You are viewing a plain text version of this content. The canonical link for it is here.
Posted to commits@impala.apache.org by ar...@apache.org on 2019/07/25 17:45:20 UTC
[impala] 02/04: IMPALA-5031: Fix undefined behavior: ptr overflow
This is an automated email from the ASF dual-hosted git repository.
arodoni pushed a commit to branch master
in repository https://gitbox.apache.org/repos/asf/impala.git
commit 1c18a46c16484c596404f8d2661585ce0e53e187
Author: Jim Apple <jb...@apache.org>
AuthorDate: Sun Jul 21 17:23:42 2019 -0700
IMPALA-5031: Fix undefined behavior: ptr overflow
In expr.add, the standard says:
When an expression that has integral type is added to or
subtracted from a pointer, the result has the type of the pointer
operand. ... If both the pointer operand and the result point to
elements of the same array object, or one past the last element of
the array object, the evaluation shall not produce an overflow;
otherwise, the behavior is undefined.
This is triggered in the end-to-end tests.h The interesting part of
the backtrace is:
exec/parquet/hdfs-parquet-scanner.cc:1405:45: runtime error: pointer
index expression with base 0x00001300e0e9 overflowed to
0xffffffff1300e0ea
#0 HdfsParquetScanner::ProcessFooter()
exec/parquet/hdfs-parquet-scanner.cc:1405:45
#1 HdfsParquetScanner::Open(ScannerContext*)
exec/parquet/hdfs-parquet-scanner.cc:186:26
#2 HdfsScanNodeBase::CreateAndOpenScannerHelper(
HdfsPartitionDescriptor*, ScannerContext*,
scoped_ptr<HdfsScanner>*) exec/hdfs-scan-node-base.cc:721:59
#3 HdfsScanNodeMt::CreateAndOpenScanner(HdfsPartitionDescriptor*,
ScannerContext*, scoped_ptr<HdfsScanner>*)
exec/hdfs-scan-node-mt.cc:127:19
#4 HdfsScanNodeMt::GetNext(RuntimeState*, RowBatch*, bool*)
exec/hdfs-scan-node-mt.cc:97:21
Change-Id: I81c7db75b564045106edf3d46e2c4a62be77359f
Reviewed-on: http://gerrit.cloudera.org:8080/13889
Reviewed-by: Impala Public Jenkins <im...@cloudera.com>
Tested-by: Impala Public Jenkins <im...@cloudera.com>
---
be/src/exec/parquet/hdfs-parquet-scanner.cc | 11 ++++++-----
1 file changed, 6 insertions(+), 5 deletions(-)
diff --git a/be/src/exec/parquet/hdfs-parquet-scanner.cc b/be/src/exec/parquet/hdfs-parquet-scanner.cc
index fe6e724..35c2e70 100644
--- a/be/src/exec/parquet/hdfs-parquet-scanner.cc
+++ b/be/src/exec/parquet/hdfs-parquet-scanner.cc
@@ -1402,11 +1402,16 @@ Status HdfsParquetScanner::ProcessFooter() {
// the magic number
uint8_t* metadata_size_ptr = magic_number_ptr - sizeof(int32_t);
uint32_t metadata_size = *reinterpret_cast<uint32_t*>(metadata_size_ptr);
- uint8_t* metadata_ptr = metadata_size_ptr - metadata_size;
// The start of the metadata is:
// file_len - 4-byte footer length field - 4-byte version number field - metadata size
int64_t metadata_start = file_len - sizeof(int32_t) - sizeof(PARQUET_VERSION_NUMBER) -
metadata_size;
+ if (UNLIKELY(metadata_start < 0)) {
+ return Status(Substitute("File '$0' is invalid.

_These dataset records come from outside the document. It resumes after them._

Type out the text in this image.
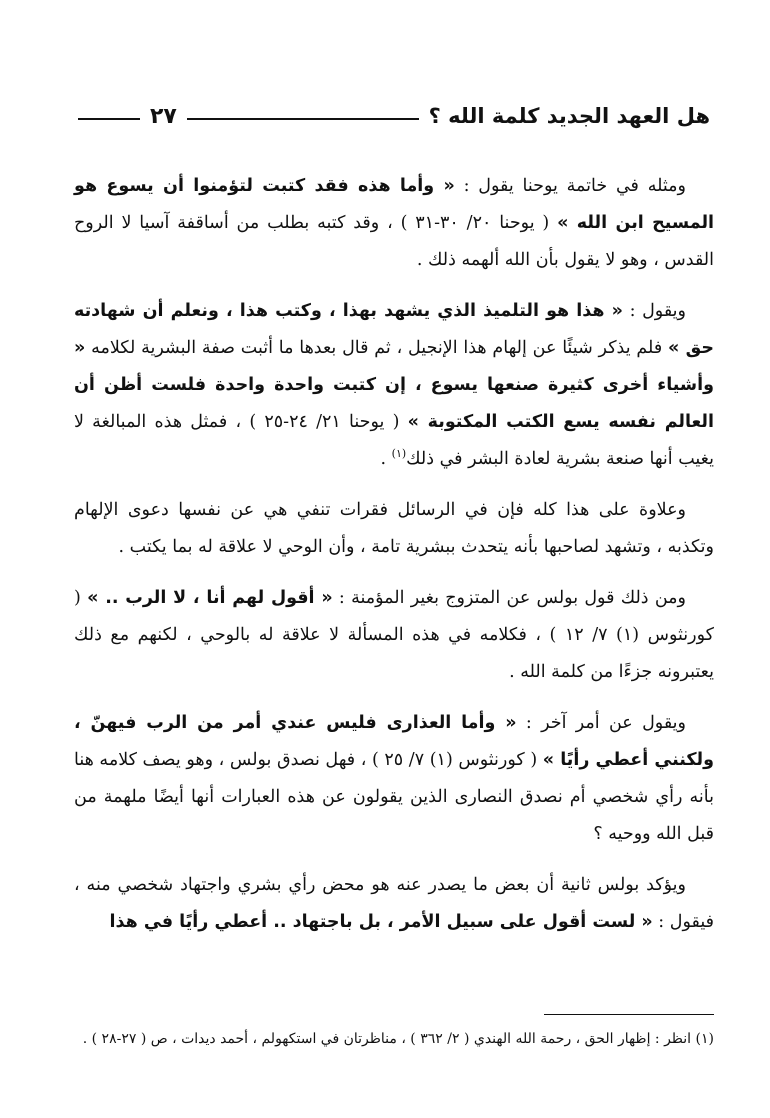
٢٧	هل العهد الجديد كلمة الله ؟

ومثله في خاتمة يوحنا يقول : « وأما هذه فقد كتبت لتؤمنوا أن يسوع هو المسيح ابن الله » ( يوحنا ٢٠/ ٣٠-٣١ ) ، وقد كتبه بطلب من أساقفة آسيا لا الروح القدس ، وهو لا يقول بأن الله ألهمه ذلك .

ويقول : « هذا هو التلميذ الذي يشهد بهذا ، وكتب هذا ، ونعلم أن شهادته حق » فلم يذكر شيئًا عن إلهام هذا الإنجيل ، ثم قال بعدها ما أثبت صفة البشرية لكلامه « وأشياء أخرى كثيرة صنعها يسوع ، إن كتبت واحدة واحدة فلست أظن أن العالم نفسه يسع الكتب المكتوبة » ( يوحنا ٢١/ ٢٤-٢٥ ) ، فمثل هذه المبالغة لا يغيب أنها صنعة بشرية لعادة البشر في ذلك$^{(١)}$ .

وعلاوة على هذا كله فإن في الرسائل فقرات تنفي هي عن نفسها دعوى الإلهام وتكذبه ، وتشهد لصاحبها بأنه يتحدث ببشرية تامة ، وأن الوحي لا علاقة له بما يكتب .

ومن ذلك قول بولس عن المتزوج بغير المؤمنة : « أقول لهم أنا ، لا الرب .. » ( كورنثوس (١) ٧/ ١٢ ) ، فكلامه في هذه المسألة لا علاقة له بالوحي ، لكنهم مع ذلك يعتبرونه جزءًا من كلمة الله .

ويقول عن أمر آخر : « وأما العذارى فليس عندي أمر من الرب فيهنّ ، ولكنني أعطي رأيًا » ( كورنثوس (١) ٧/ ٢٥ ) ، فهل نصدق بولس ، وهو يصف كلامه هنا بأنه رأي شخصي أم نصدق النصارى الذين يقولون عن هذه العبارات أنها أيضًا ملهمة من قبل الله ووحيه ؟

ويؤكد بولس ثانية أن بعض ما يصدر عنه هو محض رأي بشري واجتهاد شخصي منه ، فيقول : « لست أقول على سبيل الأمر ، بل باجتهاد .. أعطي رأيًا في هذا

(١) انظر : إظهار الحق ، رحمة الله الهندي ( ٢/ ٣٦٢ ) ، مناظرتان في استكهولم ، أحمد ديدات ، ص ( ٢٧-٢٨ ) .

Invalid metadata size in file "
+ "footer: $1 bytes. File size: $2 bytes.",
+ filename(), metadata_size, file_len));
+ }
+ uint8_t* metadata_ptr = metadata_size_ptr - metadata_size;
// If the metadata was too big, we need to read it into a contiguous buffer before
// deserializing it.
@@ -1420,10 +1425,6 @@ Status HdfsParquetScanner::ProcessFooter() {
int64_t partition_id = context_->partition_descriptor()->id();
const HdfsFileDesc* file_desc = scan_node_->GetFileDesc(partition_id, filename());
DCHECK_EQ(file_desc, stream_->file_desc());
- if (metadata_start < 0) {
- return Status(Substitute("File '$0' is invalid. Invalid metadata size in file "
- "footer: $1 bytes. File size: $2 bytes.", filename(), metadata_size, file_len));
- }
if (!metadata_buffer.TryAllocate(metadata_size)) {
string details = Substitute("Could not allocate buffer of $0 bytes for Parquet "